En outre, l’ordonnance sur requête ne comporte aucune motivation qui lui est propre, sauf à dire que la demande paraît juste et bien fondée, et se borne ainsi en substance à adopter les motifs de la requête.

Les éléments sus développés dans la requête exposent des allégations sérieusement étayées de concurrence déloyale commis à son encontre par la société Les Clefs, fondées sur la suspicion de ce que son ancien salarié serait parti avec son propre fichier client et en aurait fait bénéficier son nouvel employeur la société Les Clefs.

Ils rendent ainsi plausibles l’éventualité d’une action notamment en concurrence déloyale dirigée contre la société Les Clefs, de telle sorte que la société Native a suffisamment justifié de son intérêt légitime à obtenir la mesure d’instruction sollicitée.

Cependant, ni la requête, ni l’ordonnance rendue sur la base de celle-ci n’exposent et ne caractérisent les circonstances justifiant une dérogation au principe du contradictoire, et il n’appartient pas au juge de les rechercher en analysant les pièces jointes à la requête ou en les déduisant des circonstances de la cause.

Il conviendra d’ordonner la rétractation de l’ordonnance sur requête rendue le 26 mai 2021, et l’ordonnance déférée, ayant refusé cette rétractation, sera infirmée.

Par voie de conséquence, il conviendra de prononcer l’annulation de tous les actes subséquents, copie, constat, séquestre réalisés sur tous les supports y compris informatique réalisés par l’huissier de justice instrumentaire en exécution de cette ordonnance rétractée.

*****

L’ordonnance déférée sera infirmée en ce qu’elle a débouté la société Les Clefs de sa demande au titre des frais irrépétibles de première instance, et l’a condamnée aux dépens de première instance et à payer à la société Native la somme de 2500 euros au titre des frais irrépétibles de première instance.

La société Native sera déboutée de ses demandes au titre des frais irrépétibles des deux instances, et sera condamnée à payer à la société Les Clefs la somme de 2000 euros au titre des frais irrépétibles de première instance et 2000 euros au titre des frais irrépétibles d’appel.

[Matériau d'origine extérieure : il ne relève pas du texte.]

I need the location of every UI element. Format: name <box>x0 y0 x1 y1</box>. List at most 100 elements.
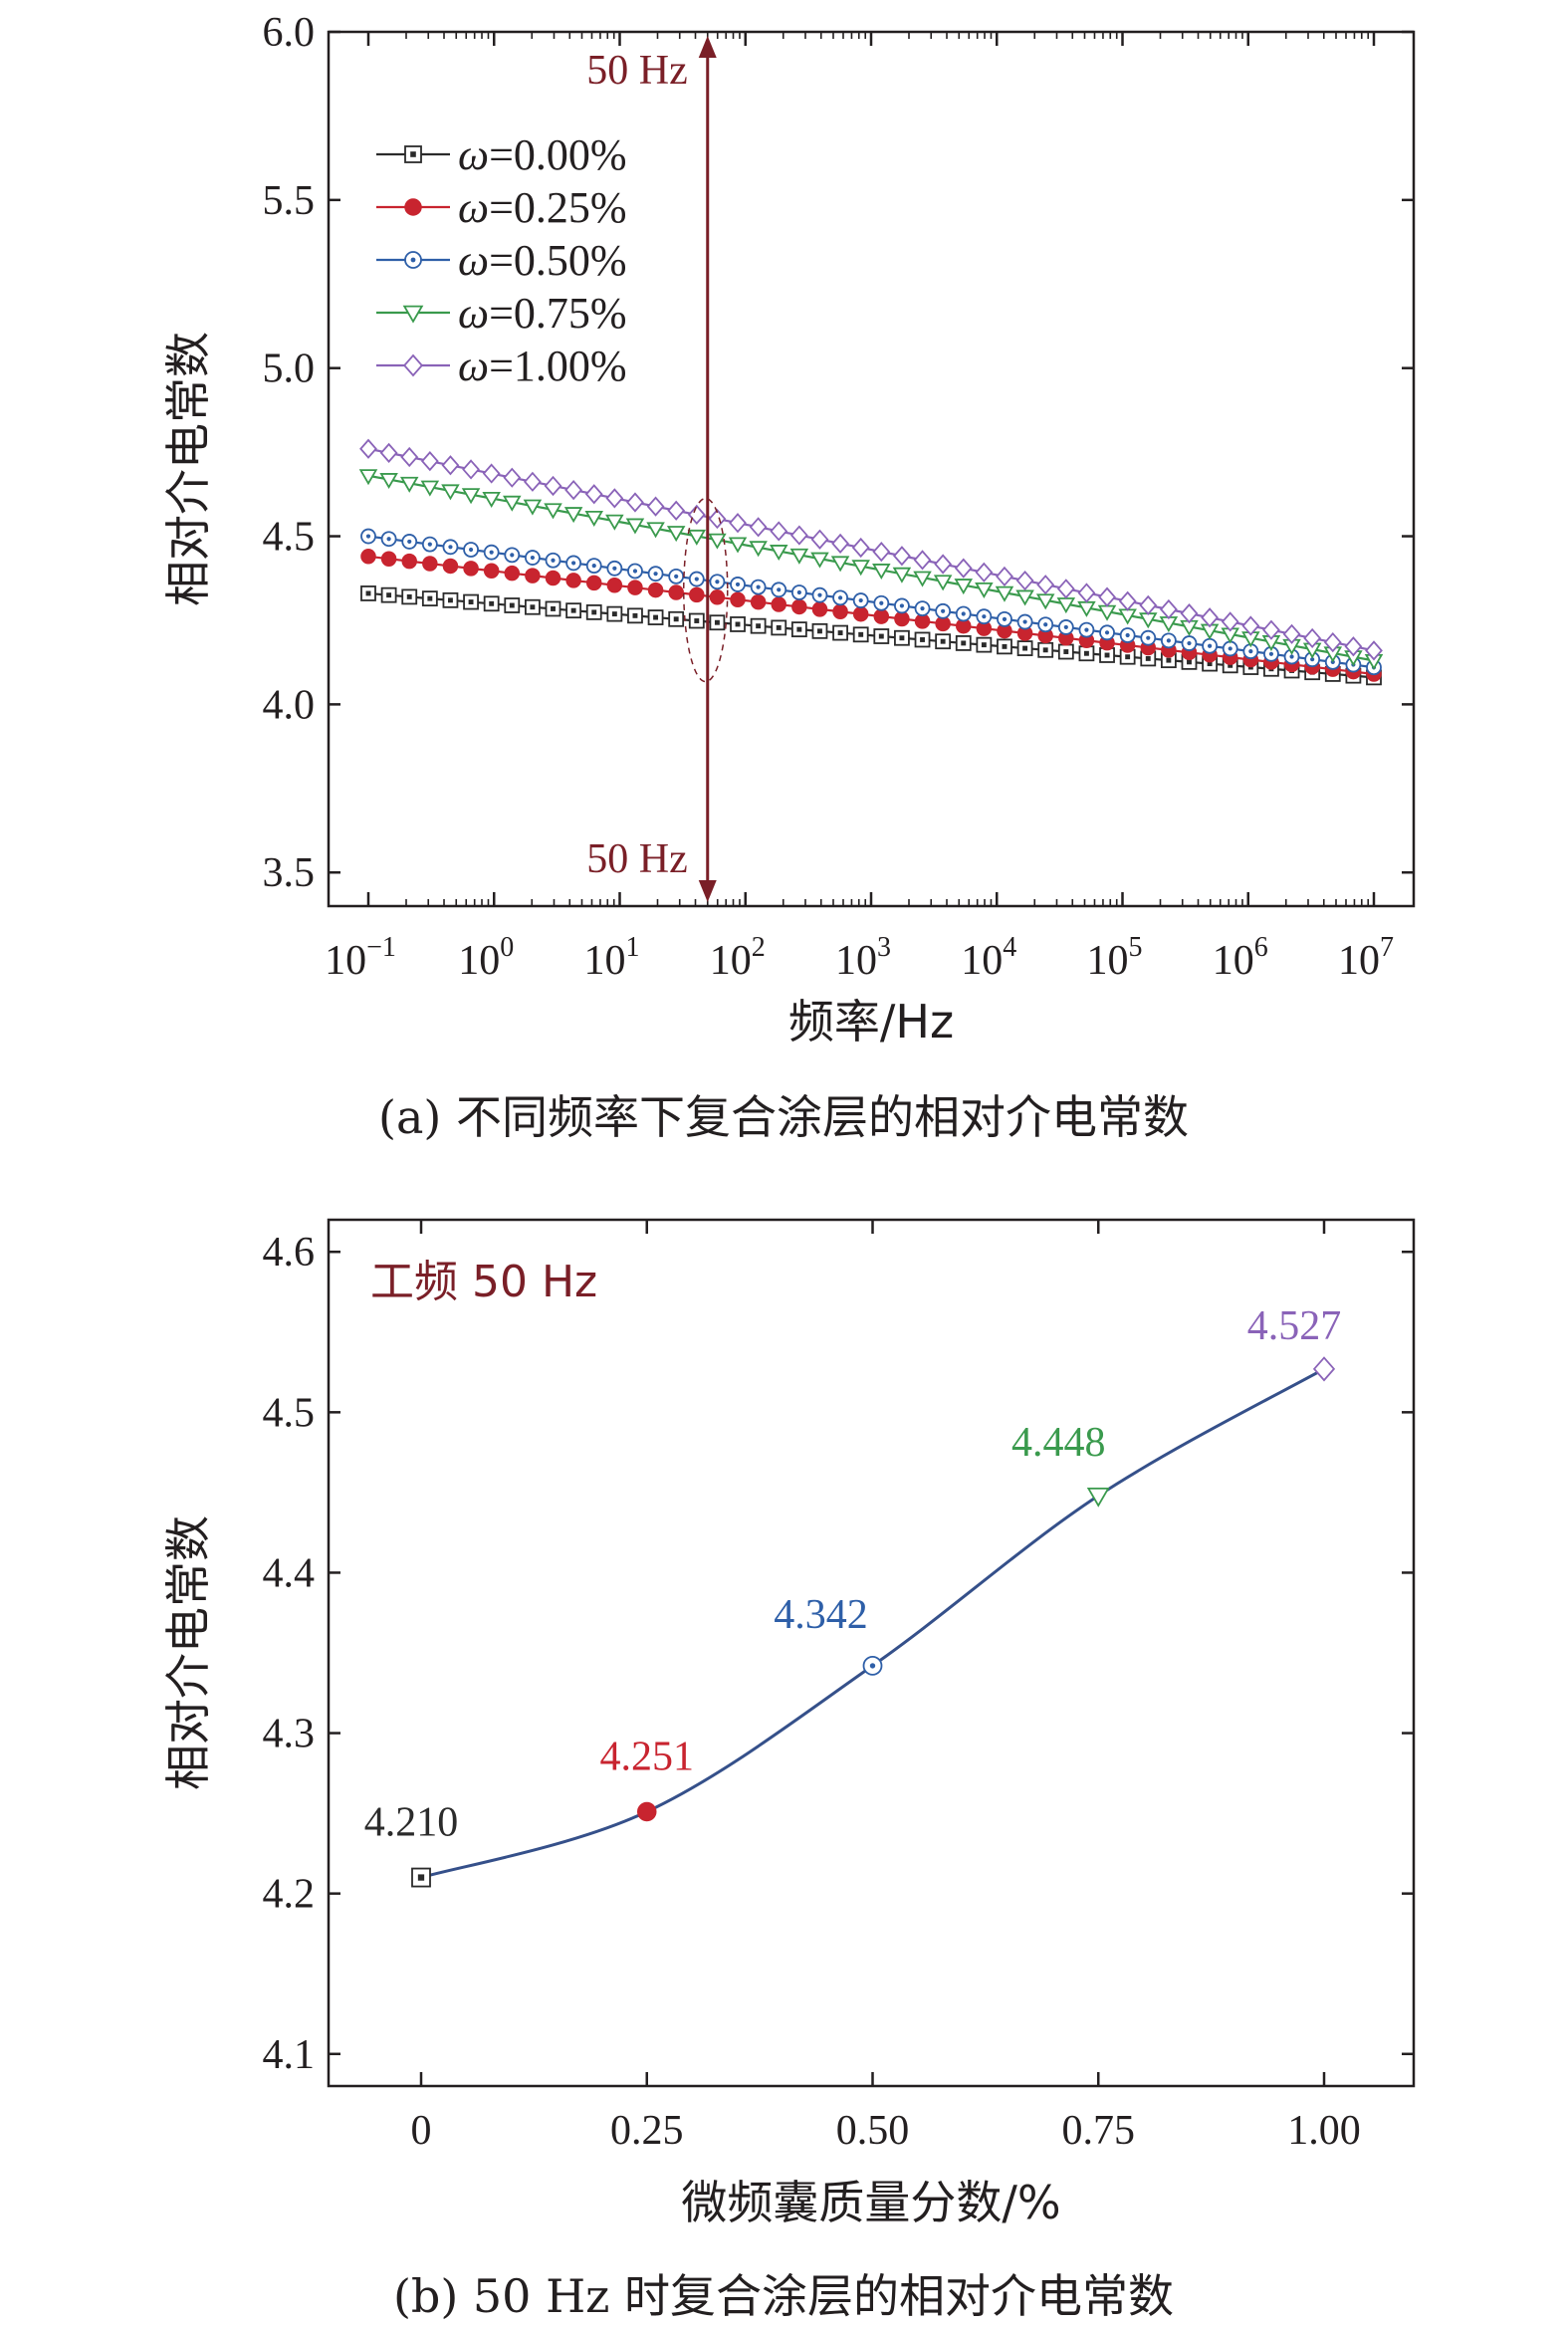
data-point <box>1282 623 1301 644</box>
chart-a-legend: ω=0.00%ω=0.25%ω=0.50%ω=0.75%ω=1.00% <box>376 130 627 390</box>
data-point <box>1181 635 1198 651</box>
data-point <box>359 438 377 459</box>
data-label-0: 4.210 <box>364 1800 459 1846</box>
data-point <box>1015 570 1034 591</box>
data-point <box>1037 641 1054 658</box>
legend-label: ω=0.50% <box>458 236 627 285</box>
legend-item-0: ω=0.00% <box>376 130 627 179</box>
data-point <box>1222 640 1238 657</box>
data-point <box>606 605 623 622</box>
y-tick-label: 4.3 <box>263 1712 316 1757</box>
data-point <box>1180 603 1199 624</box>
data-point <box>771 596 786 612</box>
data-point-3 <box>1086 1488 1110 1508</box>
data-point <box>789 525 808 546</box>
data-point <box>730 577 746 592</box>
data-point <box>627 580 643 595</box>
data-point <box>913 550 932 571</box>
data-point <box>750 617 767 634</box>
data-point <box>524 598 541 615</box>
data-label-2: 4.342 <box>774 1592 868 1638</box>
y-tick-label: 4.5 <box>263 1390 316 1436</box>
data-point <box>976 608 993 625</box>
data-point <box>462 459 480 480</box>
chart-b-plot-frame <box>327 1218 1416 2088</box>
data-point <box>894 629 910 646</box>
marker-label-bottom: 50 Hz <box>586 836 687 882</box>
chart-b-points: 4.210 4.251 4.342 4.448 4.527 <box>364 1303 1341 1888</box>
data-point <box>422 556 438 572</box>
data-point <box>934 554 953 575</box>
data-label-1: 4.251 <box>600 1735 695 1780</box>
data-point <box>811 601 828 617</box>
data-point <box>976 636 993 653</box>
x-tick-label: 104 <box>961 932 1016 984</box>
data-point <box>360 585 376 601</box>
data-point <box>666 526 686 543</box>
arrow-up-icon <box>698 36 717 58</box>
x-tick-label: 107 <box>1338 932 1394 984</box>
data-point <box>769 545 788 562</box>
data-point <box>646 496 665 517</box>
data-point <box>360 549 376 565</box>
series-2 <box>360 528 1382 676</box>
data-point <box>463 542 479 558</box>
data-point <box>545 552 561 569</box>
data-point <box>668 584 684 600</box>
data-point <box>790 621 807 638</box>
data-point <box>442 591 459 608</box>
data-point <box>525 568 541 583</box>
legend-item-2: ω=0.50% <box>376 236 627 285</box>
data-point <box>771 619 787 636</box>
data-point <box>852 592 869 608</box>
data-point <box>832 603 848 620</box>
data-point <box>872 564 891 581</box>
data-point <box>627 563 643 580</box>
data-point <box>461 488 481 505</box>
x-tick-label: 0.25 <box>610 2108 684 2154</box>
data-point <box>1303 627 1322 649</box>
data-point <box>1057 619 1074 635</box>
data-point <box>810 529 829 550</box>
y-tick-label: 4.5 <box>263 515 316 561</box>
data-point <box>914 631 931 648</box>
data-point <box>585 575 602 591</box>
data-point <box>358 469 378 486</box>
data-point <box>1262 619 1280 640</box>
chart-a-x-axis-title: 频率/Hz <box>788 995 954 1048</box>
legend-marker <box>404 198 422 216</box>
x-tick-label: 0.75 <box>1062 2108 1136 2154</box>
data-point <box>504 547 521 564</box>
data-point <box>749 541 768 558</box>
chart-b-x-axis: 0 0.25 0.50 0.75 1.00 <box>411 1220 1361 2154</box>
data-point-4 <box>1312 1356 1336 1382</box>
y-tick-label: 6.0 <box>263 10 316 56</box>
data-point <box>914 600 931 617</box>
data-point <box>421 590 438 607</box>
chart-a-x-axis: 10−1 100 101 102 103 104 105 106 107 <box>325 32 1394 984</box>
data-point <box>1201 607 1220 628</box>
data-point <box>379 473 398 490</box>
chart-b: 4.1 4.2 4.3 4.4 4.5 4.6 0 0.25 0.50 0.75 1.00 4.2… <box>161 1218 1416 2323</box>
data-point <box>380 586 397 603</box>
data-point <box>935 633 952 650</box>
legend-item-4: ω=1.00% <box>376 342 627 390</box>
data-point <box>605 514 624 531</box>
x-tick-label: 106 <box>1213 932 1268 984</box>
data-point <box>1118 590 1137 611</box>
data-point <box>1078 645 1095 662</box>
data-point <box>750 579 767 595</box>
data-point <box>688 612 705 629</box>
data-point <box>606 560 623 577</box>
data-point <box>420 480 440 497</box>
data-point <box>482 463 501 484</box>
data-point <box>585 558 602 575</box>
data-point <box>1119 627 1136 643</box>
data-point <box>709 614 726 631</box>
data-point <box>913 571 932 587</box>
legend-label: ω=1.00% <box>458 342 627 390</box>
x-tick-label: 1.00 <box>1287 2108 1361 2154</box>
data-point <box>1077 582 1096 603</box>
data-point <box>1057 643 1074 660</box>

La société Native sera condamnée aux dépens des deux instances avec distraction au profit du conseil de la société Les Clefs.

PAR CES MOTIFS:

La cour, statuant publiquement, par arrêt contradictoire, et après en avoir délibéré conformément à la loi,

Infirme l’ordonnance déférée en toutes ses dispositions;

Statuant à nouveau:

Ordonne la rétractation de l’ordonnance sur requête rendue le 16 mars 2021 par le président du tribunal de commerce de Reims à la requête de la société par actions simplifiée Native Immobilier;

Ordonne par conséquence l’annulation de tous les actes subséquents, copies, constats, séquestres réalisés sur tous les supports y compris informatique réalisés par Maître [Z] [U], huissier de justice, en exécution de cette ordonnance;

Déboute la société par actions simplifiée Native Immobilier de sa demande au titre des frais irrépétibles de première instance et d’appel;

Condamne la société par actions simplifiée Native Immobilier à payer à la société à responsabilité limitée Les Clefs de l’Immobilier la somme de 2000 euros au titre des frais irrépétibles de première instance et la somme de 2000 euros au titre des frais irrépétibles d’appel;

Condamne la société par actions simplifiée Native Immobilier aux entiers dépens de première instance et d’appel, et ce avec distraction au profit de Maître Nicolas Hubsch, conseil de la société à responsabilité limitée Les Clefs de l’Immobilier, de ceux des dépens de première instance et d’appel dont il a fait l’avance sans en avoir reçu provision.